Through its program, Olam will also be assessing the reasons behind why such paths may not be pursued.
“Olam already works with several organisations in this capacity, and we hope the launch of our Coffee LENS strategy will generate curiosity and interest amongst our partners and other institutions willing to get involved and share their expertise with us.
The strategy will be achieved through collaboration with partners – customers, governments, financial institutions, multilateral agencies and NGOs.
Broad oversight
In total, Olam oversees 60,000 coffee farmers in Africa, Asia and South America.

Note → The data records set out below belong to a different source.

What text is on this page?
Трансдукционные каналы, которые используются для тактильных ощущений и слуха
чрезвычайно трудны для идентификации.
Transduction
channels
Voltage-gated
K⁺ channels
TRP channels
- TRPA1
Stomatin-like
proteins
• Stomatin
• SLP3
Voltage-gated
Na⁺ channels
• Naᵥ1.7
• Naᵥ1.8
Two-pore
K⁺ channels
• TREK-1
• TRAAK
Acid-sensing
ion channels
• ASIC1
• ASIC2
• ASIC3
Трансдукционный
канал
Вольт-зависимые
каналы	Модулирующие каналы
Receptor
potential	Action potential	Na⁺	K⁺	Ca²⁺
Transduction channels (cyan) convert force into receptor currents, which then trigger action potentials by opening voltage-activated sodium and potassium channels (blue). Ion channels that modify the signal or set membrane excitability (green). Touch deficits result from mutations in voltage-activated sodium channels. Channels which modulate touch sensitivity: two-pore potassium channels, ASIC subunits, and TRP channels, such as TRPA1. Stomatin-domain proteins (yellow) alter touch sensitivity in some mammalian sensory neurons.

“While the coffee supply chain is highly fragmented making direct access to farmers difficult, our sustainability ambitions have grown each year, promoting the importance of traceability, quality, profitable farmers and living landscapes,” comments Vivek Verma, Managing Director and CEO, Olam Coffee.
“Despite our collective efforts however, many of the complex challenges in coffee remain and are now compounded by COVID-19 imposed restrictions to markets and skilled labour squeezing incomes further,” she adds.
“Through dynamic alliances and tools such as our insights platform AtSource and buying app Olam Direct, we aim to deliver these targets by 2025, creating visible and scalable impact. As a result, we will then be able to expand those targets further, re-imagining the future of coffee.”
Consumers increasingly expect companies to invest in sustainability. “The Sustain Domain” was pegged as Innova Market Insights’ third Top Trend for 2020 earlier this year.